Procrastination and Deadlines – Why and How to Change That


The roots of procrastination date back to Greek Philosophers like Socrates and Aristotle who referred to it as Akrasia loosely meaning ‘acting against your judgement.' Over the last 30 years, the number of chronic procrastinators has quadrupled from 5% in 1978 to around 20% in 2010. The impact of procrastination has had a ripple effect from the individual all the way up to large corporations with reports indicating that it in 2012, it cost businesses about $10,396 per year for each employee who is a chronic procrastinator.

Why Do We Procrastinate?

While procrastination has been around for many years, it is still not clear why people procrastinate. The best scientific explanation for the behavior has been through a phenomenon called "Time Inconsistency” which refers to the tendency of the brain to prefer immediate rewards over future or long-term rewards. According to the phenomenon, while you might be able to make plans for the future, you’re unable to execute them. This is a common trait among procrastinators.

How to Overcome Procrastination

There are plenty of different approaches that have been used to help people suffering procrastination. The following strategies have been largely successful. However, like any other condition, it requires a lot of dedication and consistency on your part.

Taking action should be more rewarding

There is a simple strategy called temptation bundling which can help to overcome procrastination. Using this approach, you bundle a behavior that is good for you in long-term with one that feels good in the short term. For instance, you can listen to your favorite podcasts while exercising or watching your favorite show while doing chores in the house. One has an immediate reward the other has benefits in the future.

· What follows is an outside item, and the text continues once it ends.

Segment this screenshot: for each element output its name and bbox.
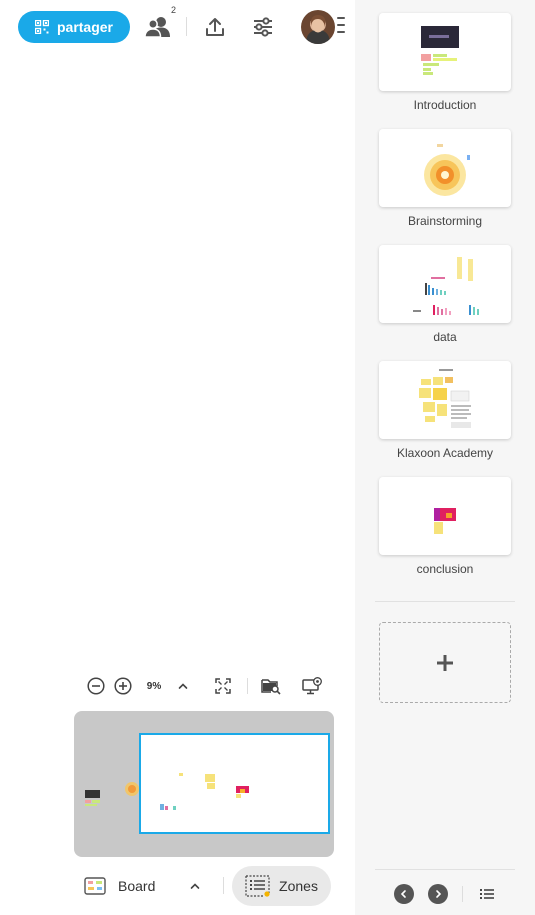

Make the cost of procrastination severe and immediate

Procrastination has a price. By multiplying this cost and making the consequences more severe, you can challenge yourself to get more done within the right time. For instance, missing a day of workout or a week might not look like much. But, if you ask a friend to commit to working out with you, opting out becomes harder which reduces the chances of procrastinating.

It is important to remember that merely making these changes to your work and life might not be enough. To overcome procrastination, you need to be consistent and keep up with your daily routines to prevent procrastination from creeping back.